Thank goodness for the contributions of local corporations, small business, and individuals, said Phillips. Most of the shelters funding (about 80%) comes from such private donations. The state kicks in 20%.
Community members donate to the shelter in other ways, including by giving their time to help maintain the facility, spend time with children, and assist with outreach projects, said Phillips.
The shelter would not exist without the generosity of the community, said Steve Schotta, executive director. The community made the decision to do everything possible (to make the shelter a success).
Annual fundraisers, including the Starlight Gala, Golf Classic, and Tailgate for the Kids, generate money for the shelter both from ticket sales and corporate sponsorships. The 2012 Tailgate for Kids event, held Oct. 13, netted $132,000, a significant increase over last years $90,000.

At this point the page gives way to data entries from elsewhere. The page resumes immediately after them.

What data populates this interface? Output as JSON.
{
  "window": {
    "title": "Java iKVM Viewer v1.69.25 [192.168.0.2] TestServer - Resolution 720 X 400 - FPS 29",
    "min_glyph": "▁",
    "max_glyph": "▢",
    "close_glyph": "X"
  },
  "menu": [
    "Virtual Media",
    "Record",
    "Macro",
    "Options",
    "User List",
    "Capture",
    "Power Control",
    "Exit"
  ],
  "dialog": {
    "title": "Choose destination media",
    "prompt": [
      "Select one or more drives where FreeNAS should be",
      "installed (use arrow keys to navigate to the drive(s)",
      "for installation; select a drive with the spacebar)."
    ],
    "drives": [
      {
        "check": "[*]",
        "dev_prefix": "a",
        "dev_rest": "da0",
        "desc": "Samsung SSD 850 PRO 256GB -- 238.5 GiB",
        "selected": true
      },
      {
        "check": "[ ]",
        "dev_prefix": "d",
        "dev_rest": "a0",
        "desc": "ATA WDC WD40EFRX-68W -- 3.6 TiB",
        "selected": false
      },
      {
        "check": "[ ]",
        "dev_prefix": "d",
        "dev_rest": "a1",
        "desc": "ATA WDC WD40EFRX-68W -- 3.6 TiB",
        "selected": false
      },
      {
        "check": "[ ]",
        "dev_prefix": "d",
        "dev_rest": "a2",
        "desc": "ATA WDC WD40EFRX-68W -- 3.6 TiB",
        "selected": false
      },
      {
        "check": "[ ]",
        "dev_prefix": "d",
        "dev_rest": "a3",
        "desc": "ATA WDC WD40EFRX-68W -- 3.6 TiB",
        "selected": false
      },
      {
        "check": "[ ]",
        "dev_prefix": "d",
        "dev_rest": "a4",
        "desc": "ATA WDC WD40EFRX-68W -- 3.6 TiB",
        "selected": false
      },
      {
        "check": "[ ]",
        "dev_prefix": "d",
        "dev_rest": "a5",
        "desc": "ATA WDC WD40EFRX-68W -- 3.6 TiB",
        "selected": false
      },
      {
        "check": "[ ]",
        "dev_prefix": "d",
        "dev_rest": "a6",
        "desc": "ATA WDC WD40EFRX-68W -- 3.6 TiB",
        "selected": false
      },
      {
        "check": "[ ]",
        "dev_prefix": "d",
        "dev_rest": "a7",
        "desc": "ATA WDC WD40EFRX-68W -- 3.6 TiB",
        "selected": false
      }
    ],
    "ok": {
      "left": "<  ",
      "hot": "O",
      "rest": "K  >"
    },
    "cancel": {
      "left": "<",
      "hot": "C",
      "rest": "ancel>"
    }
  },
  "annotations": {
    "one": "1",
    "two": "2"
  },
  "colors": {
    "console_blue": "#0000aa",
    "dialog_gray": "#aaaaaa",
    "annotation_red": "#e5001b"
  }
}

Shelter Annual Giving Manager Frankie Rankin and Schotta chalk up the events success to the Tailgate for the Kids Steering Committee obtaining more sponsor participation than in past years.
The formula for succeeding with this kind of an event is very much like the approach it takes to succeed on the football field, talented people who develop and execute a sound game-plan, said Schotta. It takes dedication and hard work, and the Tailgate Committee scored, big-time. But their victory is even more meaningful when you realize that 100% of the net proceeds of this event go to help abused and neglected kids, who need some wins in their lives. And it is our community, with people like our Tailgate Committee and our wonderful corporate sponsors, who help us to help them achieve those everyday victories.

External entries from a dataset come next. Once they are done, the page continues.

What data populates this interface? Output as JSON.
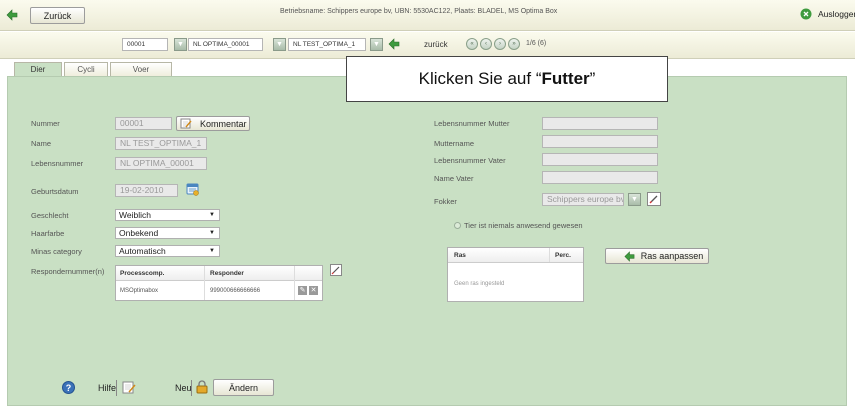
{
  "topbar": {
    "back_label": "Zurück",
    "info": "Betriebsname: Schippers europe bv, UBN: 5530AC122, Plaats: BLADEL, MS Optima Box",
    "logout_label": "Ausloggen"
  },
  "navbar": {
    "number": "00001",
    "name_select": "NL OPTIMA_00001",
    "name2_select": "NL TEST_OPTIMA_1",
    "back_label": "zurück",
    "counter": "1/6 (6)"
  },
  "tabs": [
    {
      "label": "Dier"
    },
    {
      "label": "Cycli"
    },
    {
      "label": "Voer"
    }
  ],
  "callout": {
    "prefix": "Klicken Sie auf “",
    "bold": "Futter",
    "suffix": "”"
  },
  "left": {
    "nummer_label": "Nummer",
    "nummer_value": "00001",
    "kommentar_label": "Kommentar",
    "name_label": "Name",
    "name_value": "NL TEST_OPTIMA_1",
    "lebensnummer_label": "Lebensnummer",
    "lebensnummer_value": "NL OPTIMA_00001",
    "geburtsdatum_label": "Geburtsdatum",
    "geburtsdatum_value": "19-02-2010",
    "geschlecht_label": "Geschlecht",
    "geschlecht_value": "Weiblich",
    "haarfarbe_label": "Haarfarbe",
    "haarfarbe_value": "Onbekend",
    "minas_label": "Minas category",
    "minas_value": "Automatisch",
    "respond_label": "Respondernummer(n)",
    "respond_table": {
      "headers": [
        "Processcomp.",
        "Responder"
      ],
      "rows": [
        [
          "MSOptimabox",
          "999000666666666"
        ]
      ]
    }
  },
  "right": {
    "leb_mutter_label": "Lebensnummer Mutter",
    "muttername_label": "Muttername",
    "leb_vater_label": "Lebensnummer Vater",
    "name_vater_label": "Name Vater",
    "fokker_label": "Fokker",
    "fokker_value": "Schippers europe bv",
    "nie_anwesend_label": "Tier ist niemals anwesend gewesen",
    "ras_table": {
      "headers": [
        "Ras",
        "Perc."
      ],
      "empty": "Geen ras ingesteld"
    },
    "ras_button": "Ras aanpassen"
  },
  "bottom": {
    "hilfe": "Hilfe",
    "neu": "Neu",
    "andern": "Ändern"
  },
  "colors": {
    "panel": "#c9e0c4",
    "topbar": "#f4f3e2",
    "icon_green": "#3e9b3e"
  }
}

Yet another means of donating to the shelter is the Circle of Care program, which serves as a member-based giving club. Members pledge to donate at least $500 per year.
Third-party fundraisers, in which companies and organizations host events from which proceeds benefit the shelter, are another way in which the facility benefits. An upcoming example is the Nov. 9 through Dec. 16 benefit in which Northwest Arkansas Orange Leaf Stores will give three ounces of free frozen yogurt to anyone donating a pair of new pajamas for shelter children.
Orange Leaf is an unconventional brand and we wanted to do something different from the more traditional food or coat drive this holiday season, said Reese Travis, CEO of Orange Leaf Frozen Yogurt. Memories of cozy pajamas during the winter months warm our souls.
Through our Pajama Drive, Orange Leaf is hoping to help thousands of people stay a little warmer this winter, too. Sometimes its the simple things like a warm pair of pajamas that can really make a difference. Every time we dont have to spend money on those items is money we can spend somewhere else, he said.